Among the many findings and recommendations in this comprehensive document are the following:

  • Although increased albuminuria and low estimated glomerular filtration rate indicate DKD, both are inexact and better identification and monitoring methods are needed.
  • Prevention of cardiovascular disease currently relies on management of dyslipidemia and control of hypertension.
  • Blood pressures below 140/90 mm are recommended in diabetic patients with DKD. Clinicians need to be aware that dual rennin angiotensin-aldosterone system blockade is no longer recommended due to risk of hyperkalemia and acute kidney injury.
  • Glycemic control remains the cornerstone of good care, but as DKD increases in severity, intensive glycemic control can cause hypoglycemia. Patients with low eGFR are at highest risk.
  • The number of oral antidiabetic agents available to patients with DKD is limited due to decreased drug clearance and side effects.
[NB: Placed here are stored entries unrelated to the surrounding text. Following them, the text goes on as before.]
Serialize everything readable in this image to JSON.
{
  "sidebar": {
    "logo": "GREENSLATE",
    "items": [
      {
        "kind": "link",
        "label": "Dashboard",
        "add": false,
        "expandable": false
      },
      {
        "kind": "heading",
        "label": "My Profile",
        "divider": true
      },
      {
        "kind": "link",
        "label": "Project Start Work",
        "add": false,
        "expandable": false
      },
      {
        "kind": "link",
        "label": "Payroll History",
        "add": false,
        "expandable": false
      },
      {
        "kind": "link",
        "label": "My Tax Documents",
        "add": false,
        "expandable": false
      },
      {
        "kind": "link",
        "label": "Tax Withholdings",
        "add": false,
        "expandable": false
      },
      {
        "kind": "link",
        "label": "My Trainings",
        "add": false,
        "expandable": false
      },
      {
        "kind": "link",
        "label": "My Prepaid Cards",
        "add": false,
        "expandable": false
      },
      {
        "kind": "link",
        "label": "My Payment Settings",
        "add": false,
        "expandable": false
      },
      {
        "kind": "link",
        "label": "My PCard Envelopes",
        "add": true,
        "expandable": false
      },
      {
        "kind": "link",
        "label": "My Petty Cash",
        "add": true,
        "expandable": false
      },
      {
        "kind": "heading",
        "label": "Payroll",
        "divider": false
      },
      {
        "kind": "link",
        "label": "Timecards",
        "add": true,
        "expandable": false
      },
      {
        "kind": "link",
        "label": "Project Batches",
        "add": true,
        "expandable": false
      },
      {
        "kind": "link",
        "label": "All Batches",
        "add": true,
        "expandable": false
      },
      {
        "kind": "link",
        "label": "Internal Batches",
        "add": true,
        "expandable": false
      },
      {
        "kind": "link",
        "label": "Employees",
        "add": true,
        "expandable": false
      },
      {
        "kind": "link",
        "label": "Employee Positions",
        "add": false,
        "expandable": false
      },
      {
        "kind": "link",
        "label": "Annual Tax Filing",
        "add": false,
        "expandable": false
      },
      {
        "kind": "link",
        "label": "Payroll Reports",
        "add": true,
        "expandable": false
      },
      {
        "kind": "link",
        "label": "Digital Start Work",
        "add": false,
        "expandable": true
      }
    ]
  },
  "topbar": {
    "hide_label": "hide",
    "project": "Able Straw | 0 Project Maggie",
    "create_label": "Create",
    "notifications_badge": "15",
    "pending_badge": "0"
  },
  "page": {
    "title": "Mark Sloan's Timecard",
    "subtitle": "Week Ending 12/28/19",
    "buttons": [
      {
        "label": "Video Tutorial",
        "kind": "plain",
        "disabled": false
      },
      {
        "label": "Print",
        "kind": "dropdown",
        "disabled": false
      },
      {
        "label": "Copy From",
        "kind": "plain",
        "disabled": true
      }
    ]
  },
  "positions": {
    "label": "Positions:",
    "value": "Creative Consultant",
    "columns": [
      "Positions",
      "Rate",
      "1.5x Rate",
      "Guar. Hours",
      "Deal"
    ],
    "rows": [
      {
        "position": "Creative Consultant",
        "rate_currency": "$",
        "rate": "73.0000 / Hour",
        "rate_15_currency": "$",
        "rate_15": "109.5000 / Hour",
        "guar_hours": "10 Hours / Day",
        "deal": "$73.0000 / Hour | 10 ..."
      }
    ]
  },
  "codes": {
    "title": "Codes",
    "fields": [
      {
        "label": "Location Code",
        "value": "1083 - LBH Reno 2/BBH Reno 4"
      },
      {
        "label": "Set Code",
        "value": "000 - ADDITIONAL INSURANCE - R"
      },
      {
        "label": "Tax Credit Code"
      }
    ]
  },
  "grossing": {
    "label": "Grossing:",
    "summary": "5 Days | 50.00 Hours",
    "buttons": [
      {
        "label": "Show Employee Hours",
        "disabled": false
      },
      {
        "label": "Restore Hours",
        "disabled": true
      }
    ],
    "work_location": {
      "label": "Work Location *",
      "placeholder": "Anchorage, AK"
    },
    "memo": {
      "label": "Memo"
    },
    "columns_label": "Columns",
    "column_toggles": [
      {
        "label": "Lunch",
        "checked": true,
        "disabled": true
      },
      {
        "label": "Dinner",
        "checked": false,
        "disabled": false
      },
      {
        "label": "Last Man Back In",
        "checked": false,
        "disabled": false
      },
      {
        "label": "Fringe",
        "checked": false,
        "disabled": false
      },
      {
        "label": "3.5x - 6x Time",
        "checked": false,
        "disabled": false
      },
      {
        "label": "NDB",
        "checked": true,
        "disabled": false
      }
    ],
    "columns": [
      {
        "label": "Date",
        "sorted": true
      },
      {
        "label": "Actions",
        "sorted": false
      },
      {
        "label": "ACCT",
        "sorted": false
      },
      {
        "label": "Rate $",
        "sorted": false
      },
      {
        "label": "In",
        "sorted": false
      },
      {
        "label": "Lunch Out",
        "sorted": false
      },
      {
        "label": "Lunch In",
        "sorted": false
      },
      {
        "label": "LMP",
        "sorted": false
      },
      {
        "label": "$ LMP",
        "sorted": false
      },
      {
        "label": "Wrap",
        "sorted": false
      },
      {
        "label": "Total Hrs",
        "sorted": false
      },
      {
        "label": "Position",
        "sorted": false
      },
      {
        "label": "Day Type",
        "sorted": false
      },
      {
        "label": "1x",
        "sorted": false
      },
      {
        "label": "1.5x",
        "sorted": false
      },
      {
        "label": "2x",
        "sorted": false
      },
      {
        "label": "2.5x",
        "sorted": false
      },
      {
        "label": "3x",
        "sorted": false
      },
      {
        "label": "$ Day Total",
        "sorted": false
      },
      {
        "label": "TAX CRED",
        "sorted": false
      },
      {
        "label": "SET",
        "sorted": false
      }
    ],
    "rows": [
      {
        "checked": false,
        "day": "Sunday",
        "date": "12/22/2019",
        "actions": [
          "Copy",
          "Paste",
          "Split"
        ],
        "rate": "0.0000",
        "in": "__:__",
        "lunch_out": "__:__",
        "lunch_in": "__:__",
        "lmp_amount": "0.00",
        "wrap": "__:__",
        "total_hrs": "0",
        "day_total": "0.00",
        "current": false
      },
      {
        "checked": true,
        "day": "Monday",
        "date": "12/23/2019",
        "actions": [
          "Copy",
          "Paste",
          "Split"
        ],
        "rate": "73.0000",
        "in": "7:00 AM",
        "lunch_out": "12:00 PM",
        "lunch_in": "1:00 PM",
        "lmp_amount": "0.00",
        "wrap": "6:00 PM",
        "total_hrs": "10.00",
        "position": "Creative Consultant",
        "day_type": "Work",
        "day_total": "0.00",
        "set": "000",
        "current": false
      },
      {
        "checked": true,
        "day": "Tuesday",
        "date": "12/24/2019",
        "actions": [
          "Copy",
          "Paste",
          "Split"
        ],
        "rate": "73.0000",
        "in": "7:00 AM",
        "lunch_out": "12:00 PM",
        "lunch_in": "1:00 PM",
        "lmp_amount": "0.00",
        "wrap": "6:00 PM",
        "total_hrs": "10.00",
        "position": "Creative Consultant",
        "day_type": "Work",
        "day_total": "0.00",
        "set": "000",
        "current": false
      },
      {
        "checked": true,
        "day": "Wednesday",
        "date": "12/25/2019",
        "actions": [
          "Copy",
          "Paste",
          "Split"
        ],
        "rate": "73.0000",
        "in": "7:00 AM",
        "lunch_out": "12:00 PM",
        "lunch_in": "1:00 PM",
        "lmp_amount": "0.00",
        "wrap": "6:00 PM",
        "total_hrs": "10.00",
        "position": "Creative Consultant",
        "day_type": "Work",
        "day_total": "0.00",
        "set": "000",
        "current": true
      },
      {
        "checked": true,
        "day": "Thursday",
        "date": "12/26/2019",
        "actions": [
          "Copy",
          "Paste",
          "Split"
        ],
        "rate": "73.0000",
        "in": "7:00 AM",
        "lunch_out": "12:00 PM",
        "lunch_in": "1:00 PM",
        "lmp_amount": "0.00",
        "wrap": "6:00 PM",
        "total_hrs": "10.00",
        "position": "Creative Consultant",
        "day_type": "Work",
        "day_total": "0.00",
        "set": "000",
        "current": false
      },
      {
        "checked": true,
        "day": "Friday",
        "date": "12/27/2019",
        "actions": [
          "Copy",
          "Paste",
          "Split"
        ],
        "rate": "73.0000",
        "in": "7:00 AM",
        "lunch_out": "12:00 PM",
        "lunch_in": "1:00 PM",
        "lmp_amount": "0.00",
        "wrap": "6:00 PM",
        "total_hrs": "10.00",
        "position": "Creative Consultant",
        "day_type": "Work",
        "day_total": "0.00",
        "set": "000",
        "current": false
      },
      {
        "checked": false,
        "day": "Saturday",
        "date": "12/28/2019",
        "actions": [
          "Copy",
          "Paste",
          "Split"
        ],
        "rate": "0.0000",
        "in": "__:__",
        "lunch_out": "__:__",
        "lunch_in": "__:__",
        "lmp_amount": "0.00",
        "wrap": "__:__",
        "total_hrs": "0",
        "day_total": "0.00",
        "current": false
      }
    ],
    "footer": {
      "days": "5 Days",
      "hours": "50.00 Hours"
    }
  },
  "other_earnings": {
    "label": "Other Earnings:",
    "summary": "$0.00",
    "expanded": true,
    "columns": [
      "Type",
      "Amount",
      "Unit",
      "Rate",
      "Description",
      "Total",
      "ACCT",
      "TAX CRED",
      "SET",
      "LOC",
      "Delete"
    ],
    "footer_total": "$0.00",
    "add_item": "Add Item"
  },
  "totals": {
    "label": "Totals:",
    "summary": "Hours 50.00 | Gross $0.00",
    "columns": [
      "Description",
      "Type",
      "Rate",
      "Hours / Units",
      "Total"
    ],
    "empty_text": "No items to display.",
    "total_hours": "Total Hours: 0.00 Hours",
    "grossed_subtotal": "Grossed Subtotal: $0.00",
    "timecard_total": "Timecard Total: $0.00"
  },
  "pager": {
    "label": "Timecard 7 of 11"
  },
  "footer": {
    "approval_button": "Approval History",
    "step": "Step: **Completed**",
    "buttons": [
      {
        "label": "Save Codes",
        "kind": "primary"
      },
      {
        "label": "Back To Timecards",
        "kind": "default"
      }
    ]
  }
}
Management is further complicated because HbA1c falls as red blood cell turnover increase; patients must monitor blood glucose to achieve glycemic goals and decrease risk of hypoglycemia.

This consensus document also addresses pediatric populations and stresses the need for interdisciplinary care. This is a challenging document in terms of reading, but DKD’s complexity demands thorough, thoughtful examination.